La diffusione fraudolenta di registrazioni audio e video di conversazioni private è reato
Francesco Modafferi
Registrare una conversazione telefonica a noi diretta o un colloquio al quale partecipiamo non richiede più il possesso di sofisticati strumenti tecnologici; basta un semplice smartphone.

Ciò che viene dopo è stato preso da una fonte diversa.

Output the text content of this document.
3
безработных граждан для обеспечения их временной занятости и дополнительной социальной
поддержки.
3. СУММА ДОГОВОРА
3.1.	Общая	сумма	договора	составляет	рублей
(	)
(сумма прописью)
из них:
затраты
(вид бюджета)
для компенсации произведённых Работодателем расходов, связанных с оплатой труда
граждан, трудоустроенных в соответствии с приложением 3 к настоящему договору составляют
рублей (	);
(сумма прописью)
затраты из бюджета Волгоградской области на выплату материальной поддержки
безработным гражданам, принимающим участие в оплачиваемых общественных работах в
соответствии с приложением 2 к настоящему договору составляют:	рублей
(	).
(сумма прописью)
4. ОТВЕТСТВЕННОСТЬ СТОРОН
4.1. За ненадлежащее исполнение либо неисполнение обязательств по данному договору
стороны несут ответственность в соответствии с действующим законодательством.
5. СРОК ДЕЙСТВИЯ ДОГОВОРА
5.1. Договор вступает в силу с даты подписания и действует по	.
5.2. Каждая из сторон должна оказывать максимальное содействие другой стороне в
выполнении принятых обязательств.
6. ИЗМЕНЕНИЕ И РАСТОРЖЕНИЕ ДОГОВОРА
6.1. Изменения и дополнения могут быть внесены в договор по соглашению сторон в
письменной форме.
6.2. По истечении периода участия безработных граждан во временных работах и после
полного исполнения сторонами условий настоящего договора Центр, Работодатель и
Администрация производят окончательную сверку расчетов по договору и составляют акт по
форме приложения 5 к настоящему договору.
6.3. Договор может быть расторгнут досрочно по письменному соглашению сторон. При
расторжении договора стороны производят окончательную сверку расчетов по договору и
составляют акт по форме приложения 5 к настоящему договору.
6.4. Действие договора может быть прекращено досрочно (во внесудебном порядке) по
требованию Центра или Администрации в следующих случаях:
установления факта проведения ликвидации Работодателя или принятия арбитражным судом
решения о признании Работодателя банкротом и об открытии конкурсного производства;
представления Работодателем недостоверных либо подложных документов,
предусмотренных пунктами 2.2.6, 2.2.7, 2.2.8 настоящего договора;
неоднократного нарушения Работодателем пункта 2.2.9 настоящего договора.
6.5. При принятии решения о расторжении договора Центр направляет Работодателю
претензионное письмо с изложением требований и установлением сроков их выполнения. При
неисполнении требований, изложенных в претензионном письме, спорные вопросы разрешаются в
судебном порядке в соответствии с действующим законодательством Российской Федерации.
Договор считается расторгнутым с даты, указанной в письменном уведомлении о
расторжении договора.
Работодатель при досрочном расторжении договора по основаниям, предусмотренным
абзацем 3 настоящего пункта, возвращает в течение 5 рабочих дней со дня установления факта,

Lo stesso dicasi per le riprese video.
La facilità di realizzazione delle riprese audio video, unita alla leggerezza con la quale, sempre più spesso, i contenuti delle riprese vengono diffusi (ad esempio attraverso i social network) hanno fatto crescere negli ultimi anni l’allarme sociale connesso a questo tipo di abusi, inducendo il legislatore a rafforzare il quadro sanzionatorio introducendo nel codice penale il reato di «Diffusione di riprese e registrazioni fraudolente» che punisce, con la reclusione fino a quattro anni, «chiunque, al fine di recare danno all’altrui reputazione o immagine, diffonde con qualsiasi mezzo riprese audio o video, compiute fraudolentemente, di incontri privati o registrazioni, pur esse fraudolente, di conversazioni, anche telefoniche o telematiche, svolte in sua presenza o con la sua partecipazione». Il delitto è punibile a querela della persona offesa.
La disposizione va a rafforzare la tutela della riservatezza della nostra vita di relazione, sempre più minacciata da comportamenti illeciti che possono determinare conseguenze, anche gravi, alle persone offese, incidendo pesantemente sulla loro immagine, reputazione e dignità.
La tutela della sfera all’interno della quale ciascuno deve poter esplicare liberamente la propria “vita privata”, al riparo da ogni invasione esterna (volontaria o involontaria), è garantita, a livello costituzionale, agli articoli 14 e 15 con riferimento al domicilio e alla libertà e segretezza delle comunicazioni.